The researchers then added more tasks and domain tools to agents to increase the number of responsibilities. These could go from human resources to technical quality insurance, including legal and compliance and a host of other areas.
Degradation of single agent instructions
After carrying out the evaluations, Langchain found that the unique agents would often become too exceeded when they told them to do too much. They started to forget to call tools or could not respond to the tasks when they have given more instructions and contexts.
Langchain found that calendar planning agents using GPT-4O “obtained less well than Claude-3.5-Sonnet, O1 and O3 in different context sizes, and performance has dropped more strongly than other models when a context more important has been provided. ” The performance of GPT-4O calendar planners fell to 2% when the domains increased to at least seven.
Other models have not succeeded much better. LLAMA-3.3-70B forgot to call the Send_Email tool, “so he failed at each test case.”

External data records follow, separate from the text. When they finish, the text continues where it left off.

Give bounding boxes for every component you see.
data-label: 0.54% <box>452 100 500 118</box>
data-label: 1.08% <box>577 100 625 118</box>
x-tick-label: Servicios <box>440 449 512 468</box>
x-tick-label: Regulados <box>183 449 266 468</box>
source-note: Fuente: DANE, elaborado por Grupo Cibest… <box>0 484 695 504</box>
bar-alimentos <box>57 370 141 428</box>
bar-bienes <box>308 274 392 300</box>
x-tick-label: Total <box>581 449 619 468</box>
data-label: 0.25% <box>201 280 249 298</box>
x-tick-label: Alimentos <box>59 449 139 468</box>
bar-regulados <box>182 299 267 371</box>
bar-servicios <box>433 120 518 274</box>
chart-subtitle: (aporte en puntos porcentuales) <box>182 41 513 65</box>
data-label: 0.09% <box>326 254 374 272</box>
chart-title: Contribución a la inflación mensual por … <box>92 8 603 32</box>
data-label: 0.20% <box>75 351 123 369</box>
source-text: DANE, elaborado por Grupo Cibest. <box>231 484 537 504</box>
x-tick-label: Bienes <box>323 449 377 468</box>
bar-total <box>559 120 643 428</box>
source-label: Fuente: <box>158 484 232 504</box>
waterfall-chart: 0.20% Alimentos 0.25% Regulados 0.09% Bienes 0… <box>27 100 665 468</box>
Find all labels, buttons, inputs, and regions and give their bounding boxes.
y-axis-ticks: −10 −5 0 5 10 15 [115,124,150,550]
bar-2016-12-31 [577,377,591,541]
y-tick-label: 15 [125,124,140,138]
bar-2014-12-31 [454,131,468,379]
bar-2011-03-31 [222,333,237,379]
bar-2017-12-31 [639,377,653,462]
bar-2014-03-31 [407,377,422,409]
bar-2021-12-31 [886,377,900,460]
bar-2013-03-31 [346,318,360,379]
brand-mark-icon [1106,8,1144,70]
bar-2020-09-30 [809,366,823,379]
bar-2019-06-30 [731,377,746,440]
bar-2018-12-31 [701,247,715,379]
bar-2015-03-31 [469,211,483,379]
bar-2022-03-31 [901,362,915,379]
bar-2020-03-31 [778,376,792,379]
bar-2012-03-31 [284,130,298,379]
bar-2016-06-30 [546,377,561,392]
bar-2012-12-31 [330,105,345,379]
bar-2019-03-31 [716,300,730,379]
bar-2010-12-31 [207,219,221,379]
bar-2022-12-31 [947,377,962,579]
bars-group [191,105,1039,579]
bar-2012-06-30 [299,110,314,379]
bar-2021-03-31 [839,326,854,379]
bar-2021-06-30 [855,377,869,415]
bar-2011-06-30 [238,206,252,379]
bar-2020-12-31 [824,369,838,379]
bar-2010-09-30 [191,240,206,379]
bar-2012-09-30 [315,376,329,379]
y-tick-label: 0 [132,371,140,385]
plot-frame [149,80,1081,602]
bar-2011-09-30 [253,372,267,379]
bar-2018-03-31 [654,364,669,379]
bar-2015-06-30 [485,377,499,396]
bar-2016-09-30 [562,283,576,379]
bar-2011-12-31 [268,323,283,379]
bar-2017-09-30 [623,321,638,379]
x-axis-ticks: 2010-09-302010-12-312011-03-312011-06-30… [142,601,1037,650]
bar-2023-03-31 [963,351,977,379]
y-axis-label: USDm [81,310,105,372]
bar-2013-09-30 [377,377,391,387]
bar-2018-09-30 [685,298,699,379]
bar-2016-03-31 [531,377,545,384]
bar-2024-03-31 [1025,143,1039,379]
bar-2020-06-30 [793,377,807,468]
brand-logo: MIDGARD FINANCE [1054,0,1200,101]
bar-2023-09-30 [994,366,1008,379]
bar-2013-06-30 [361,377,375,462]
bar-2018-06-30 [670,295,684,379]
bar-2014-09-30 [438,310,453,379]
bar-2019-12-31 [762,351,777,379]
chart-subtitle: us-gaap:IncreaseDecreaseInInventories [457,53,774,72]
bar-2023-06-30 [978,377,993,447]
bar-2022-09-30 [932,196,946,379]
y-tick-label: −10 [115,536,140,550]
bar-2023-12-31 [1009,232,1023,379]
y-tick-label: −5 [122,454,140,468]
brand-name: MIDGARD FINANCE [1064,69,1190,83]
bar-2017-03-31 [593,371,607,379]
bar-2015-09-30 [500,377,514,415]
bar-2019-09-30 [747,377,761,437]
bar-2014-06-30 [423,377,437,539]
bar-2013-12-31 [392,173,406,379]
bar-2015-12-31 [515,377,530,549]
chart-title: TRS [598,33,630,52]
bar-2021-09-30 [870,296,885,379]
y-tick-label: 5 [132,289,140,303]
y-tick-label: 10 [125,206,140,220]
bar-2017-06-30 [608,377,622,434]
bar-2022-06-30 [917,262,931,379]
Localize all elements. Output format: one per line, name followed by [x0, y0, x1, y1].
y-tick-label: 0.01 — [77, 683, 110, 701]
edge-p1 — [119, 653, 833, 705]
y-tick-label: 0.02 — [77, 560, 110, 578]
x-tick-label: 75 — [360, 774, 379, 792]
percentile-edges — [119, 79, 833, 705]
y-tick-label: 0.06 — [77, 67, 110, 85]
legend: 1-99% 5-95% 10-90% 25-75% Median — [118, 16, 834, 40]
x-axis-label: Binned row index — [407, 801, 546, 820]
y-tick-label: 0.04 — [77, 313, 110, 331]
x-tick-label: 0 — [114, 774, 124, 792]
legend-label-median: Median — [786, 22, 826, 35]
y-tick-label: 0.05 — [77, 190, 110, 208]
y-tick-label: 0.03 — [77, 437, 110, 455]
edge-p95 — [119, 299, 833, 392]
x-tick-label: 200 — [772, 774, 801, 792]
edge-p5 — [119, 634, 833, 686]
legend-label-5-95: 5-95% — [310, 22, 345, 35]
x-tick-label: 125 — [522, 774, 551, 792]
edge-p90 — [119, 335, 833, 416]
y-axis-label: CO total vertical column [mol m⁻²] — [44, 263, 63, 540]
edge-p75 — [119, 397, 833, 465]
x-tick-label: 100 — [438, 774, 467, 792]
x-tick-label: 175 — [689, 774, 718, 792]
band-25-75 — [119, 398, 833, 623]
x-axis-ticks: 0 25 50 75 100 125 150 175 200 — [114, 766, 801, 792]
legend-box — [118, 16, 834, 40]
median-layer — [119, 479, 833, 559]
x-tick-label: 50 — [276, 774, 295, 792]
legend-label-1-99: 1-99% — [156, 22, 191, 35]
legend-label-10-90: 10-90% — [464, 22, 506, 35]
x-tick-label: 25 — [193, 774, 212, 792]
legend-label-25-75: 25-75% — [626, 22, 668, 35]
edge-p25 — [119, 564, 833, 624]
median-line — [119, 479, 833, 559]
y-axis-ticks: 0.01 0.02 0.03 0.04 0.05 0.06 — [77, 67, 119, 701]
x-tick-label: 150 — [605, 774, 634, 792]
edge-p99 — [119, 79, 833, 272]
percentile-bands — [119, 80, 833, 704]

Only Claude-3.5-Sonnet, O1 and O3-Mini all remembered the tool, but Claude-3.5-Sonnet obtained worse than the other OPENAI models. However, O3-Mini’s performance is deteriorating once unrelevant areas are added to planning instructions.
The customer assistance agent can call on more tools, but for this test, Langchain said that Claude-3.5-Mini also carried out O3-Mini and O1. He also presented a less deep drop in performance when more areas have been added. However, when the context window extends, the Claude model works less well.
GPT-4O also carried out the worst among the models tested.
“We have seen that more context was provided, the following instructions worsened. Some of our tasks have been designed to follow specific instructions in the niche (for example, do not carry out a certain action for EU -based customers), ”noted Langchain. “We found that these instructions would be successfully followed by agents with fewer areas, but as the number of areas increased, these instructions were more often forgotten and that the tasks later failed.”
The company said it explores how to assess multi-agent architectures using the same domain overload method.
Langchain is already invested in the performance of agents, because it has introduced the concept of “ambient agents” or agents who operate in the background and are triggered by specific events. These experiences could facilitate determination of the best way to ensure agent performance.